To me, the very least of all saints, this grace was given, to preach to the Gentiles the unfathomable riches of Christ
Paul referred to the message he was entrusted to deliver as “unfathomable [unsearchable, KJV] riches.” What is it about this message, that he would describe it in such lofty terms?
No doubt he saw in Christ such a boundless provision for all the wants of man’s soul that he knew no other phrase to convey his meaning. From whatever standpoint he beheld Jesus, he saw in Him far more than mind could conceive, or tongue could tell. What he precisely intended must necessarily be matter of conjecture. But it may be useful to set down in detail some of the things which most probably were in his mind. . . . Let us glance briefly at some of them.
(a) Set down, first and foremost, in your minds that there are unsearchable riches in Christ’s person. That miraculous union of perfect Man and perfect God in our Lord Jesus Christ is a great mystery, no doubt, which we have no line to fathom. . . . Infinite power and infinite sympathy are met together and combined in our Saviour. If He had been only Man He could not have saved us. If He had been only God (I speak with reverence) He could not have been ‘touched with the feeling of our infirmities,’ nor ‘suffered Himself being tempted’ (Heb. 2:18; 4:15). As God, He is mighty to save; and as Man, He is exactly suited to be our Head, Representative, and Friend. . . . It is a rich and precious truth that our Lord Jesus Christ is both ‘God and Man.’
(b) Set down, next, in your minds that there are unsearchable riches in the work which Christ accomplished for us, when He lived on earth, died, and rose again. Truly and indeed, ‘He finished the work which His Father gave Him to do’ (John 17:4)—the work of atonement for sin, the work of reconciliation, the work of redemption, the work of satisfaction, the work of substitution as ‘the just for the unjust.’ . . .

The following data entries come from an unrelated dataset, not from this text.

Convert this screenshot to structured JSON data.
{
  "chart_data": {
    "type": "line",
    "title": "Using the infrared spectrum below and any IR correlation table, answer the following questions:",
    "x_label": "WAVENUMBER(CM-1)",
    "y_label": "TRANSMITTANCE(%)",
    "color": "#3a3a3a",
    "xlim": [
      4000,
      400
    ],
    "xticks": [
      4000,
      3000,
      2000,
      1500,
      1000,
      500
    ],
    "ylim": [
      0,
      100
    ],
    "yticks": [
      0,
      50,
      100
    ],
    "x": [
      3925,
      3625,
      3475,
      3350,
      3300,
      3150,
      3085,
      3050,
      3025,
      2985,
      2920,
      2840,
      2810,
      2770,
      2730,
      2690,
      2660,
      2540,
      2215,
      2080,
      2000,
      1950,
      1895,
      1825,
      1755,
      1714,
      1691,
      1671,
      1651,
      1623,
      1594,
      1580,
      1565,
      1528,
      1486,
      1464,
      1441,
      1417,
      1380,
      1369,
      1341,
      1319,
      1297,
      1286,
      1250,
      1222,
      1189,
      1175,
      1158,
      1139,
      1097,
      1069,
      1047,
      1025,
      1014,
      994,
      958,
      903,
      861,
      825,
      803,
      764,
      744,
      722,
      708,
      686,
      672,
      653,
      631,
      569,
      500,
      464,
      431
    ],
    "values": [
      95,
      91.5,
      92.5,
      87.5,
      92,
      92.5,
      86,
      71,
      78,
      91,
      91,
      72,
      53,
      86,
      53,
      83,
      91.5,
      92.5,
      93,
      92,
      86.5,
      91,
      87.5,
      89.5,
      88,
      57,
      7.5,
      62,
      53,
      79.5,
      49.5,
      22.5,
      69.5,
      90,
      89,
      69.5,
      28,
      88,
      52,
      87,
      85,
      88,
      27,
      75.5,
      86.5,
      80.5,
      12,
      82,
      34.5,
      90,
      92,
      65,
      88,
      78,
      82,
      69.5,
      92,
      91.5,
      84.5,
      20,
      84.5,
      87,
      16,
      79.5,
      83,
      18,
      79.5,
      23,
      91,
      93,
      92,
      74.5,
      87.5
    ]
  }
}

(c) Set down, next, in your minds that there are unsearchable riches in the offices which Christ at this moment fills, as He lives for us at the right hand of God. He is at once our Mediator, our Advocate, our Priest, our Intercessor, our Shepherd, our Bishop, our Physician, our Captain, our King, our Master, our Head, our Forerunner, our Elder Brother, the Bridegroom of our souls. . . .
(d) Set down, next, in your minds that there are unsearchable riches in the names and titles which are applied to Christ in the Scriptures. . . . Think for a moment of such titles as the Lamb of God—the bread of life—the fountain of living waters—the light of the world—the door—the way—the vine—the rock—the corner stone—the Christian’s robe—the Christian’s altar. Think of all these names, I say, and consider how much they contain. To the careless, worldly man they are mere ‘words,’ and nothing more; but to the true Christian each title, if beaten out and developed, will be found to have within its bosom a wealth of blessed truth.
(e) Set down, lastly, in your minds that there are unsearchable riches in the characteristic qualities, attributes, dispositions, and intentions of Christ’s mind towards man, as we find them revealed in the New Testament. In Him there are riches of mercy, love, and compassion for sinners—riches of power to cleanse, pardon, forgive, and to save to the uttermost—riches of willingness to receive all who come to Him repenting and believing—riches of ability to change by His Spirit the hardest hearts and worst characters—riches of tender patience to bear with the weakest believer—riches of strength to help His people to the end, notwithstanding every foe without and within—riches of sympathy for all who are cast down and bring their troubles to Him—and last, but not least, riches of glory to reward, when He comes again to raise the dead and gather His people to be with Him in His kingdom. Who can estimate these riches? The children of this world may regard them with indifference, or turn away from them with disdain; but those who feel the value of their souls know better. They will say with one voice, ‘There are no riches like those which are laid up in Christ for His people.’
For, best of all, these riches are unsearchable. They are a mine which, however long it may be worked, is never exhausted. They are a fountain which, however many draw its waters, never runs dry. . . . Millions have drawn from Him in days gone by, and looking to Him have lived with comfort, and with comfort died. Myriads at this moment are drawing from Him daily supplies of mercy, grace, peace, strength, and help, and find ‘all fulness’ dwelling in Him. And yet the half of the riches laid up in Him for mankind, I doubt not, is utterly unknown! Surely the Apostle might well use that phrase, ‘the unsearchable riches of Christ.’
—J. C. Ryle, Holiness (Banner of Truth, 2014), 384–387.